In terms of regulatory posture and leadership, the era ahead may bring changed enforcement priorities. With a new assistant secretary for OSHA and a newly confirmed solicitor of labor now in place, OSHA will likely clarify its strategic focus and resume formal rulemaking. Employers should anticipate possible shifts in emphasis — for instance in the areas of musculoskeletal disorders, infectious disease in healthcare, workplace violence protections, and emerging hazard exposures. The agency’s restart also triggers renewed activity at the Mine Safety and Health Administration (MSHA) and its review commission. For employers in mining and heavy industry, that means you should not assume continued dormancy.

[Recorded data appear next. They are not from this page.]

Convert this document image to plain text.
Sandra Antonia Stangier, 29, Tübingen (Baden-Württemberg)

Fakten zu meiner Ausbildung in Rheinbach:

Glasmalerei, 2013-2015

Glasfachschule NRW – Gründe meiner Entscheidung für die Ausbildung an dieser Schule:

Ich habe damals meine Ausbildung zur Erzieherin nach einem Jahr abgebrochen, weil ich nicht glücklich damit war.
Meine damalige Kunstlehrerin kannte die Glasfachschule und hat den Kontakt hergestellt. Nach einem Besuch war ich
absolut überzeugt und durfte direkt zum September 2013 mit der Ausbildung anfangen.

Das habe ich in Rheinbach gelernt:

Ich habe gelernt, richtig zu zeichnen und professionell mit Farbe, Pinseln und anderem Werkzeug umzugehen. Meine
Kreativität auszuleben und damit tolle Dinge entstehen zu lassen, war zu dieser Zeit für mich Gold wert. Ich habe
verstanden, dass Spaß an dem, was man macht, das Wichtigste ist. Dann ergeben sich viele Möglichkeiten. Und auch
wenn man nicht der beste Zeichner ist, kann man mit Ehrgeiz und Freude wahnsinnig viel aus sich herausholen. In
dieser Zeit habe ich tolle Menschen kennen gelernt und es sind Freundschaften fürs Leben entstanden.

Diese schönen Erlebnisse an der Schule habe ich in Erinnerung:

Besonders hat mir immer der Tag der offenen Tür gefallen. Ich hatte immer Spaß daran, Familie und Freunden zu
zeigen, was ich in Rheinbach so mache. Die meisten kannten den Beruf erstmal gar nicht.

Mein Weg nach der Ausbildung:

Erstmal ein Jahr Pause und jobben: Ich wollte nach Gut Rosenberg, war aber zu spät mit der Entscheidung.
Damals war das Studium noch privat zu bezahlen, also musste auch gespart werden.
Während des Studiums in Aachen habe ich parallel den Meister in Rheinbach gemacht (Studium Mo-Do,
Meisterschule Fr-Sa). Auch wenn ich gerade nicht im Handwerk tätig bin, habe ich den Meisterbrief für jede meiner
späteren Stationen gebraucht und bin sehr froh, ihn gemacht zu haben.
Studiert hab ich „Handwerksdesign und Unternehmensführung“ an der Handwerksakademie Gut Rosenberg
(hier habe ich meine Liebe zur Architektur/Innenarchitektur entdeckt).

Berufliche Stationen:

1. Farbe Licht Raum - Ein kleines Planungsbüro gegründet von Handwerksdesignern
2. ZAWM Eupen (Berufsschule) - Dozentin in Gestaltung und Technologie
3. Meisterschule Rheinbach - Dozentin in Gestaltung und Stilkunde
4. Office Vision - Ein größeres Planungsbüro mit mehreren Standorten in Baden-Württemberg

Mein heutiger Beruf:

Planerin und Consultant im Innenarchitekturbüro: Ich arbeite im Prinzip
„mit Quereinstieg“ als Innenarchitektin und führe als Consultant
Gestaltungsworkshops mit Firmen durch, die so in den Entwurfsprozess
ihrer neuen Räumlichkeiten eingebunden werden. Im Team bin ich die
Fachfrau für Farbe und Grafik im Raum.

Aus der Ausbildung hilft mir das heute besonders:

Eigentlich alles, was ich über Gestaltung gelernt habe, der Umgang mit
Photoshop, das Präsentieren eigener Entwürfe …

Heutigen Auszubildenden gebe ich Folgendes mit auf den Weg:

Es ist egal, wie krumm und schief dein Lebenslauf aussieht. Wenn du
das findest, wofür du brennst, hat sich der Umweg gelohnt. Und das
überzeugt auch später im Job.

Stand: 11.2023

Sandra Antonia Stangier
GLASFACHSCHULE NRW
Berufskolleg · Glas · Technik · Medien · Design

For practical steps, employers should immediately conduct a legal-compliance health check. Review outstanding citations, confirm whether any deadlines have run or are about to run, track complaints filed with OSHA during the shutdown, and review your injury/illness reporting and record-keeping for accuracy. Update or re-launch training and internal auditing efforts that may have been deferred. Check the status of rulemaking efforts that may affect your industry (for example, the heat stress standard) and monitor whether state-plan jurisdictions are adopting or adapting state-specific rules in response. If your firm operates in multiple states, especially with state-plan OSHA programs, coordinate your multi-state compliance posture now because state enforcement may not have had the same suspension. Finally, ensure your safety culture remains robust: a period of reduced government oversight is not grounds to reduce employer vigilance.
In short, OSHA’s return means business as usual — and then some. Employers who treat the shutdown as a pause rather than a break may find themselves at a disadvantage. Now is the time to engage proactively, refresh your compliance strategy, reinforce your safety programs, document your actions, and stay alert.